RUSHVILLE — Dear Editor:
By now, everyone in Rushville knows what the 47% refers to. This is a significant portion of the population whom presidential hopeful, Mitt Romney, has given up on because he feels these people are chained to Obama and the Democrats by ties of benefits and by avoiding taxes and so on. He insinuated these are bought votes. The leaked video has done Romney a lot of damage and fuels speculation in the liberal media that he is out of touch and a man of the rich. Whether the views are sincerely held or not, the argument plays into the hands of both the Tea Party and more damagingly the Democrats.
Let’s ignore the latter and look at how these remarks have outraged and demoralized many Republicans. Peggy Noonan of the Wall Street Journal has summed the mood up by saying “I think there is a broad and growing feeling now, among Republicans, that this thing is slipping out of Romney’s hands.” The problem is not just the gaffs, but the lack of solutions to the problems at hand. Elections are never won by attacking, but by offering hope and ideas as well as an air of confidence in a person to lead. Sure, it does not always work out, look at how Obama has betrayed the hopes of his supporters. With such a failure, the Grand Old Party’s candidate should be making mincemeat out of him. Truth is, he’s not.
The 47% and Tax
Jeff Madrick of the Roosevelt Institute has pointed out that Romney’s stats were not even right.
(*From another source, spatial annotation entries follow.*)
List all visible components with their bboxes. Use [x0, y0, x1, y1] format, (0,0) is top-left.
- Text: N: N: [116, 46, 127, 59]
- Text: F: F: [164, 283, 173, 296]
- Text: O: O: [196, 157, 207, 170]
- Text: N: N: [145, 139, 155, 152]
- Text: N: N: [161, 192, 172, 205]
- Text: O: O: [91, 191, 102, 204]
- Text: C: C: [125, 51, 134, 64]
Tax is an emotive issue to the public, whether it is a feeling the rich pay too little or that not enough lower wage people pay any tax. The truth is, when social security, Medicare, sales taxes and so on are included a large number of people pay some kind of tax or other. The vast majority paid more as a percentage of their income in taxes than Romney did. If Romney wants to represent the GOP he needs to be above such poor assertions. Investigations into lower incomes, according to Madrick, proves that they have risen very slowly, especially compared to the increases in already higher incomes.